Voor mij viel een essentieel kwartje toen ik de voorstelling Kings of War jr. zag, een educatieproject van Karlijn Benthem en Rosa Fontein bij Toneelgroep Amsterdam. Op een razendknappe manier was het verhaal van de drie koningen van Ivo van Hove’s Kings of War in een theatraal spel van Emke Idema gegoten. 24 middelbare scholieren speelden en namen ons als publiek mee in hun theatrale wereld.

Bij die voorstelling werd het me duidelijk dat de huidige trend van participatietheater, waarbij niet-acteurs meedoen aan professionele, ‘artistieke’ voorstellingen, zoals bij Schwalbe, Wunderbaum en Adelheid Roosen, en de ontwikkelingen in de cultuureducatie elkaar op een interessante manier aanvullen. Het gaat om het zoeken naar verbindingen tussen kunst en publiek. Ook het aanbieden van meer context rondom voorstellingen hoort hierbij.

Met de redactie proberen we in dit nummer dit brede veld te vangen onder de uit Vlaanderen overgewaaide term ‘publiekswerking’. Dat is nadrukkelijk niet bedoeld als nieuw synoniem voor kunsteducatie, maar als koepelbegrip voor het hele veld van onderwijs, sociaal-artistieke praktijk, outreach en evangelisatie voor het theater.

Uit Vlaanderen neemt het nog een gunstige associatie mee: het geeft, anders dan marketing, ruimte om toeschouwers aan te spreken als burger en niet alleen als consument. Daarnaast is de onbepaaldheid van de term nog een voordeel, zoals Janneke Defesche ontdekte bij haar rondgang langs diverse instellingen in Nederland die al een afdeling publiekswerking hebben.
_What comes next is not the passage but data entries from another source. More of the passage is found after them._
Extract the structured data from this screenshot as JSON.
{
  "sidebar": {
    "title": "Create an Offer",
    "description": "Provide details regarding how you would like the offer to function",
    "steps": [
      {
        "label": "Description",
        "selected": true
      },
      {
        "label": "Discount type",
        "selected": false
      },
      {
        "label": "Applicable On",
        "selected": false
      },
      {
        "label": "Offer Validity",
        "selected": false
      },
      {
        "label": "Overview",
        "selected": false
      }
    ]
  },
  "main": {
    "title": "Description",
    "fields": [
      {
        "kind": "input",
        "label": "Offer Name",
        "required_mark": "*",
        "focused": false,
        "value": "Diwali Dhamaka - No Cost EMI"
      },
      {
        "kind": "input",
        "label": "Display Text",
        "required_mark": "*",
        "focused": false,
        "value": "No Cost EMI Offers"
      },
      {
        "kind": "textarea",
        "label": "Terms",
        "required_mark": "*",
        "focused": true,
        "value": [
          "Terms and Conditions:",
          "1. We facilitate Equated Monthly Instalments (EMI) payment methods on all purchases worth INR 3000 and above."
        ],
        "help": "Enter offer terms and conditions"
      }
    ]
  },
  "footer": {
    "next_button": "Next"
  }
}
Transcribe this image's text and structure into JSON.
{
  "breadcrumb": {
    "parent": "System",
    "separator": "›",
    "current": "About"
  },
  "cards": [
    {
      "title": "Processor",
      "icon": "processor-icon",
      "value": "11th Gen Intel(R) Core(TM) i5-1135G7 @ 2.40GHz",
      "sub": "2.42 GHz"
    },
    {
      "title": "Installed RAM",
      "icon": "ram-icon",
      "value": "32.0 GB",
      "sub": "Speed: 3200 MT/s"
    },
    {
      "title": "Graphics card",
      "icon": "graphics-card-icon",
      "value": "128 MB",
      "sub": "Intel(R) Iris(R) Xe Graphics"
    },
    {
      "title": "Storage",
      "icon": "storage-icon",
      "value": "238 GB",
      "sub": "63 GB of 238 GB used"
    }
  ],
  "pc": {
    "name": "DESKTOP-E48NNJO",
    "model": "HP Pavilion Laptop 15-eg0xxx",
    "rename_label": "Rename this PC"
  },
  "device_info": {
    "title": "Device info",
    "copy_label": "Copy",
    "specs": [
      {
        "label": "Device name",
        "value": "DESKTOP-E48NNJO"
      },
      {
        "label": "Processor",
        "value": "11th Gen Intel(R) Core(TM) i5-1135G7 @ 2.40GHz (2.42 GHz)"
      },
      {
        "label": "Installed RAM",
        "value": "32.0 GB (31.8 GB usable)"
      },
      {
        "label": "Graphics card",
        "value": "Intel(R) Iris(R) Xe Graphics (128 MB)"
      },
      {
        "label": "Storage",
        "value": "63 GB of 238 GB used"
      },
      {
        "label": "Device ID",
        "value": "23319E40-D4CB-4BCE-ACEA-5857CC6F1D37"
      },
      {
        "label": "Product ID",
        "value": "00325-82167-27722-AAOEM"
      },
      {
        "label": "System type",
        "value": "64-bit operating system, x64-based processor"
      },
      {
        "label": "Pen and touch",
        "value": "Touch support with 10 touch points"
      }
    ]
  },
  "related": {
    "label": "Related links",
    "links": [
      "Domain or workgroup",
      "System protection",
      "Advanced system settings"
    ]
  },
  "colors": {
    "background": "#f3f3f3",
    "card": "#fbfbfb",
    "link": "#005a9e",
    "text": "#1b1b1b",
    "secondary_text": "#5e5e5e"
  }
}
In dit nummer vindt u een rondetafelgesprek met een diverse groep publiekswerkers, een reportage over de huidige stand van zaken rondom publiekswerking in Vlaanderen en artikelen over publiekswerking in de opera en in de dans. Sara van der Kooi ging kijken bij het maakproces van Broek uit!, een publiekswerkingsproject in Almere. Ook leggen we een verbinding met andere mengvormen van sociale en artistieke praktijk, met een interview met Floris van Delft en een persoonlijk verhaal van Dirkje Houtman over haar deelname aan de voorstelling Multitud tijdens Julidans.

Ten slotte reflecteren we op de veranderende verhouding ten opzichte van het publiek die dit alles met zich meebrengt in een essay van Florian Hellwig over de emancipatie van de toeschouwer en in een beschouwing van Anna van der Kruis, die tijdens Theaterfestival Boulevard een week lang gesprekken voerde met festivalbezoekers.

Praten en anderen en onszelf leren luisteren, ook buiten de bubbel van kunst en kunstliefhebbers. Dat lijkt het motto voor de komende maanden. Publiekswerkers laten zien hoe dat kan.